THE NINTH CONFIGURATION defies all efforts of categorization; which is precisely why it didn't make much of a splash in the theatre but only found it's extremely loyal cult following on video afterwards. However, the film did win a Golden Globe award for script and was nominated for best picture. Sadly, it was totally snubbed at the Oscars owing to a little petty Hollywood press hijinx. That's a real shame because, besides the script, there are masterful performances from Scott Wilson, Stacy Keach and Ed Flanders which should have been nominated at the very least. This is a film which some viewers (with the attention span of a gnat) may find perplexing. However, if you actually watch it instead of giving it side glances while playing a video game, the film is extremely watchable, often hilarious, sometimes touching, occasionally frightening and thought-provoking to the Nth degree. The film also rewards repeated viewings and becomes even better. And on one final note: No, Ilsa*, you don't have to buy the DVD from me.

5 comments:

Ms. Henrietta Hudson said...

yay!!! i am so glad that you appreciated it as much as i did and do. the best was: "i think the end of the world just came for that bag of fritos i had in my pants pocket." & when loggia had his temper tantrum and screamed "give me back my flying belt, i want my flying belt!" so good. well, hopefully we can discuss this in detail next sunday. xoxo

Cerpts said...

You know, it was between the poison in the soup line and the fritos line and i went with the poisoned soup line to start off the blog.

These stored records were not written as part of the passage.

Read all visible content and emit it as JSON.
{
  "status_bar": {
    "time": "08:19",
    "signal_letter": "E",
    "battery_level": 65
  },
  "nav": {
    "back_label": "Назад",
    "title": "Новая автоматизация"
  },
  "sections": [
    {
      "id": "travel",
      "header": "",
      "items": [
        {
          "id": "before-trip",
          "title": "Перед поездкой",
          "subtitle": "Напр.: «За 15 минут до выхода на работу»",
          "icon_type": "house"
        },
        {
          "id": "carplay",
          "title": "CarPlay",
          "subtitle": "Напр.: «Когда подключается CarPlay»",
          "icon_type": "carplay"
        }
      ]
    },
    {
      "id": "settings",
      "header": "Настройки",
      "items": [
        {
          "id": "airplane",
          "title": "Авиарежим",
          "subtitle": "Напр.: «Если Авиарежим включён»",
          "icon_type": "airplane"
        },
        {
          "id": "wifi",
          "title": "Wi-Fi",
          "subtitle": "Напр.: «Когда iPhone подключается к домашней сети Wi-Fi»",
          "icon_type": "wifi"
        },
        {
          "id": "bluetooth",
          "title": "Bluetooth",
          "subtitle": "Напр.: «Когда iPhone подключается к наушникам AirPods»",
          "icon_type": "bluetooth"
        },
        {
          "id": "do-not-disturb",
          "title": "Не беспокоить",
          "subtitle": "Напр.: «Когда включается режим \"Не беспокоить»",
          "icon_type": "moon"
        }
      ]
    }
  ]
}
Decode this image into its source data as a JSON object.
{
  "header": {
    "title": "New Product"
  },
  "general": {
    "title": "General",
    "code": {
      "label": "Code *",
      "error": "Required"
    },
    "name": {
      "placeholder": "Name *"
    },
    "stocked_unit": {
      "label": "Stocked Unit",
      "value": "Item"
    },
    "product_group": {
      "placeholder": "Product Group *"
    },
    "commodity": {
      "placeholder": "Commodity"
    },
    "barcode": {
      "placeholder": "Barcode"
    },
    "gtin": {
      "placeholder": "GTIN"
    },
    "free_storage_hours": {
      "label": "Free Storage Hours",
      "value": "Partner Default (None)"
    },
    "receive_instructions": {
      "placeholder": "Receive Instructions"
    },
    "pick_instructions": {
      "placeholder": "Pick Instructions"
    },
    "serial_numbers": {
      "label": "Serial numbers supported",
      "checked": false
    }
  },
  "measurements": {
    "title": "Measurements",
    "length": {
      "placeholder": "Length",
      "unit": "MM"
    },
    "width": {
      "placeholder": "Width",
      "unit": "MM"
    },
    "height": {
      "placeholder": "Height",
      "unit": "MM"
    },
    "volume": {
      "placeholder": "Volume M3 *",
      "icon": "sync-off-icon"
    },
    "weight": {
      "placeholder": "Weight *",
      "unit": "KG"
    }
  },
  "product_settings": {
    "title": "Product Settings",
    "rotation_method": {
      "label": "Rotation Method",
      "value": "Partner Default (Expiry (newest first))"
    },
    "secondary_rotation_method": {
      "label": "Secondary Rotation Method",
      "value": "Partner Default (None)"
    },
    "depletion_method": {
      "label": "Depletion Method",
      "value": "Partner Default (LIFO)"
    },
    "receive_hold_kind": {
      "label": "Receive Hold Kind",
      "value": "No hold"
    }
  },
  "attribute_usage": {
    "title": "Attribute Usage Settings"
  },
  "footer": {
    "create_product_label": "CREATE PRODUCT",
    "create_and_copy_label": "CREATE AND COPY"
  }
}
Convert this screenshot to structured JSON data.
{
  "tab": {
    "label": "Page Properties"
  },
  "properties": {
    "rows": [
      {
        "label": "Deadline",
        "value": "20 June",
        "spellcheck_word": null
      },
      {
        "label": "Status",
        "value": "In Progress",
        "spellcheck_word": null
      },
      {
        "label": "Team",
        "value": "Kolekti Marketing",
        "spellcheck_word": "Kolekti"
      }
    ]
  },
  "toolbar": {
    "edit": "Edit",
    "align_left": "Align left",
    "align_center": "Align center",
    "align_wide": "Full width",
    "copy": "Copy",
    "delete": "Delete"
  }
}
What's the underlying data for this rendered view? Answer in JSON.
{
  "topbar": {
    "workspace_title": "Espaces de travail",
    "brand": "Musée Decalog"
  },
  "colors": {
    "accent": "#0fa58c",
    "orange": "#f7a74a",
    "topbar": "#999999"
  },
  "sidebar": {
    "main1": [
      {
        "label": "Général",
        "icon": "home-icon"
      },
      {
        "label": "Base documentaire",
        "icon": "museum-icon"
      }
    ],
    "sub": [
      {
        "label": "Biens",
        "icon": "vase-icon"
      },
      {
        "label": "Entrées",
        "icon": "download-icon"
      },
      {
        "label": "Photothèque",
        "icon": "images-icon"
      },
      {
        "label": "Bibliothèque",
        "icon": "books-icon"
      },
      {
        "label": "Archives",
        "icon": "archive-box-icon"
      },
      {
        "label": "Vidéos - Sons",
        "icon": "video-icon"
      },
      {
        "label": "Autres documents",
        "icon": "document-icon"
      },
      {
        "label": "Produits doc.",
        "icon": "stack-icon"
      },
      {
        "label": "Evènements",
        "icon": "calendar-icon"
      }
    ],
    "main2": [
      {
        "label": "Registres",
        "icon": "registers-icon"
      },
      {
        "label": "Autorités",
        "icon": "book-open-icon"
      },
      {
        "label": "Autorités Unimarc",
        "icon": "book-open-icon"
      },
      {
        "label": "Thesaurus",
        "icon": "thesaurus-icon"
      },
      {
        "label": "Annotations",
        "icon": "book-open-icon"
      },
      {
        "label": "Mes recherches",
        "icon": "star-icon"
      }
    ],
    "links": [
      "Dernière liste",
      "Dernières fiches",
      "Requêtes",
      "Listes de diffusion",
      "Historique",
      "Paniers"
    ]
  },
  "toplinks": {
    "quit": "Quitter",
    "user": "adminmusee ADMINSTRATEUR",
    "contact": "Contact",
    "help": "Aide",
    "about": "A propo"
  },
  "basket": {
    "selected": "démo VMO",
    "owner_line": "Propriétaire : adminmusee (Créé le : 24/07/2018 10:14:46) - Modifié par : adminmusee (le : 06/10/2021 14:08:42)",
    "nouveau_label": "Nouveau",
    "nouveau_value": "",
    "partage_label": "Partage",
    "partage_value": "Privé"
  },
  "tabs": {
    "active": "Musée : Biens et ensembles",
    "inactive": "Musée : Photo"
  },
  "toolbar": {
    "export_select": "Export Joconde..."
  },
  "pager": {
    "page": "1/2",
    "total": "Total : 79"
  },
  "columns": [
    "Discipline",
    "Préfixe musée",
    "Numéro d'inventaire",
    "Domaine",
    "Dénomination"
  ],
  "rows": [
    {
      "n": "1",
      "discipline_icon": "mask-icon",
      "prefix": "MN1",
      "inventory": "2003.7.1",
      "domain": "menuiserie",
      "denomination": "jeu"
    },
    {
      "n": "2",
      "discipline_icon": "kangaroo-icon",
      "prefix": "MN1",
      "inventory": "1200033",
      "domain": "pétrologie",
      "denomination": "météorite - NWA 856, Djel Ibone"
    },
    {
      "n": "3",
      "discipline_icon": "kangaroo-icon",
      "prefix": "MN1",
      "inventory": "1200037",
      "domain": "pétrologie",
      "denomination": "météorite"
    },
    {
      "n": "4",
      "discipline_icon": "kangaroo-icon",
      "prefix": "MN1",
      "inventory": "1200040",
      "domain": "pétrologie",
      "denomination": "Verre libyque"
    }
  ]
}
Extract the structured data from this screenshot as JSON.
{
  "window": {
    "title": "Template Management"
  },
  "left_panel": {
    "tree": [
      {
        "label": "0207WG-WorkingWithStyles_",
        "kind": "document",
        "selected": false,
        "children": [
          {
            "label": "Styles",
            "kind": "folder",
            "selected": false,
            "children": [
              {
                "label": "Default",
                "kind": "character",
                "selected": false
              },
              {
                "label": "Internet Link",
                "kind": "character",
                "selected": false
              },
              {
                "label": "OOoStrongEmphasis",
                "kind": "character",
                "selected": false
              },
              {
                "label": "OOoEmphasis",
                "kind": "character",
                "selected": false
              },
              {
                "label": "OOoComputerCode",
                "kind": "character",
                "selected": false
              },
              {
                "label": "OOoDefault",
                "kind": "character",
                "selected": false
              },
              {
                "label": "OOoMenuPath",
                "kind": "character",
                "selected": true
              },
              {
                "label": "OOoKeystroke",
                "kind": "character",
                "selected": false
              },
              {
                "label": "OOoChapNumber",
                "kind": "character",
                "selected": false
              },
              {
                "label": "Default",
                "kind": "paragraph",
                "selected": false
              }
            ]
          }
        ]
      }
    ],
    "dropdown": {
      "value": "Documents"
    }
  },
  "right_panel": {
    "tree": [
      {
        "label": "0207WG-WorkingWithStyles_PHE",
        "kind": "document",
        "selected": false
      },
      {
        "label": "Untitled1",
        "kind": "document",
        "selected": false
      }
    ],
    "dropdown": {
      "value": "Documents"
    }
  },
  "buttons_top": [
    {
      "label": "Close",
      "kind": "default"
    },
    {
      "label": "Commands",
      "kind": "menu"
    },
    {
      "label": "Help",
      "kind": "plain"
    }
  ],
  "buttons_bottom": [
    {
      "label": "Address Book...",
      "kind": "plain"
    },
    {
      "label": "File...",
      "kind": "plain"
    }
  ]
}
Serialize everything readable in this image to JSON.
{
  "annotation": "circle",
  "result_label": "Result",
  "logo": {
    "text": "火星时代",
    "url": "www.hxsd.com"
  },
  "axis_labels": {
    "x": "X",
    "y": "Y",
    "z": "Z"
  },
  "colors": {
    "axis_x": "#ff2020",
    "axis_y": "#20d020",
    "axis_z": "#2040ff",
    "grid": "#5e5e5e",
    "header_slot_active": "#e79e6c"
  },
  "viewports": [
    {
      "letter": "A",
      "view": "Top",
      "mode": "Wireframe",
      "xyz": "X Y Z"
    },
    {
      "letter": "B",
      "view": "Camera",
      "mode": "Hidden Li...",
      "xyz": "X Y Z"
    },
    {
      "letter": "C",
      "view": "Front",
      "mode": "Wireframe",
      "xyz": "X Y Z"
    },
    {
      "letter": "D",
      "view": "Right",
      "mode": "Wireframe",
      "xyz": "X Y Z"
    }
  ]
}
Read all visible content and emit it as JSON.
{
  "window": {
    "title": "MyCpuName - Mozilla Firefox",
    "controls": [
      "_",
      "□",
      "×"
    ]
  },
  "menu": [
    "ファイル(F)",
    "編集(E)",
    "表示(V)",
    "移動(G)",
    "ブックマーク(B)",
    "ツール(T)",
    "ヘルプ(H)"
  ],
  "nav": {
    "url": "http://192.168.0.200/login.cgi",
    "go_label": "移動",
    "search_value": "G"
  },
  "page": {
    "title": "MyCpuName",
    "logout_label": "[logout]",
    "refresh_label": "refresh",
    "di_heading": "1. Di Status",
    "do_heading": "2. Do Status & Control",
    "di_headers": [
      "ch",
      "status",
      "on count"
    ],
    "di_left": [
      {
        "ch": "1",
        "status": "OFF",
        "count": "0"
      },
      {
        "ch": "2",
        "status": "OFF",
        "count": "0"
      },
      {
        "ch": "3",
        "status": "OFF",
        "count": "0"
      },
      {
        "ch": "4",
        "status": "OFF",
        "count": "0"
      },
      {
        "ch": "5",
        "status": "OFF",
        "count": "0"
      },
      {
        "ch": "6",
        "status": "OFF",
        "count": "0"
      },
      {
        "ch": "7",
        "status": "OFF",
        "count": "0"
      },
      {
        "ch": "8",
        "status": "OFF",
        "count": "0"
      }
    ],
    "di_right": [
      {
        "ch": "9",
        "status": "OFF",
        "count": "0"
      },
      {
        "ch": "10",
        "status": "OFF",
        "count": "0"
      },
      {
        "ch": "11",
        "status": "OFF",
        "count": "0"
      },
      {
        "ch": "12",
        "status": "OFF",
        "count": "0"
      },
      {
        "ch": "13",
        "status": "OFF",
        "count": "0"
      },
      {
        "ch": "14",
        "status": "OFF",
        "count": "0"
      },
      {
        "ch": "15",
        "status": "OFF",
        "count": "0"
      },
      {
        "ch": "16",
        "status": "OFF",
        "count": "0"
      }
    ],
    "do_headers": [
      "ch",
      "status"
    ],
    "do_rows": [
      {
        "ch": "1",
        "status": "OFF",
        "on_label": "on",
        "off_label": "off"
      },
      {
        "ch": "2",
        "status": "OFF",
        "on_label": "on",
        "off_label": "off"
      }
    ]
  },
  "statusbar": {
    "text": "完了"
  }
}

And yes, we could very well discuss the film in detail. . .that is, if we're not too preoccupied with discussing the return of a certain long dormant radio program. . .

Cerpts said...

Although, if we're not too preoccupied to talk about the film I could ask you if you've seen all the outtake footage and the re-shot sequence and alternate endings. . .

Pax Romano said...

Well, I would be remiss If I did not mention that you used the "A" word several times in your review ... that said, I will forgive you (this one time).

Now, correct me if I am wrong, but isn't the astronaut from this supposed to be the same astronaut that little Regan uttered the infamous "You're gonna die up there" line to in The Exorcist?

Cerpts said...

My sincerest and humble apologies. See what happens when I don't have your elevating influence to prevent me from such lapses as the use of the word "amazing". I hope it doesn't happen again. Except when the word "amazing" should be used. I'm so ashamed.

And you know something...I believe Ms. Ilsa* told me something like that...about the astronaut Regan refers to is actually the same astronaut in The Ninth Configuration. I'm not sure. We'll have to ask the higher authority. Ms. Henrietta...???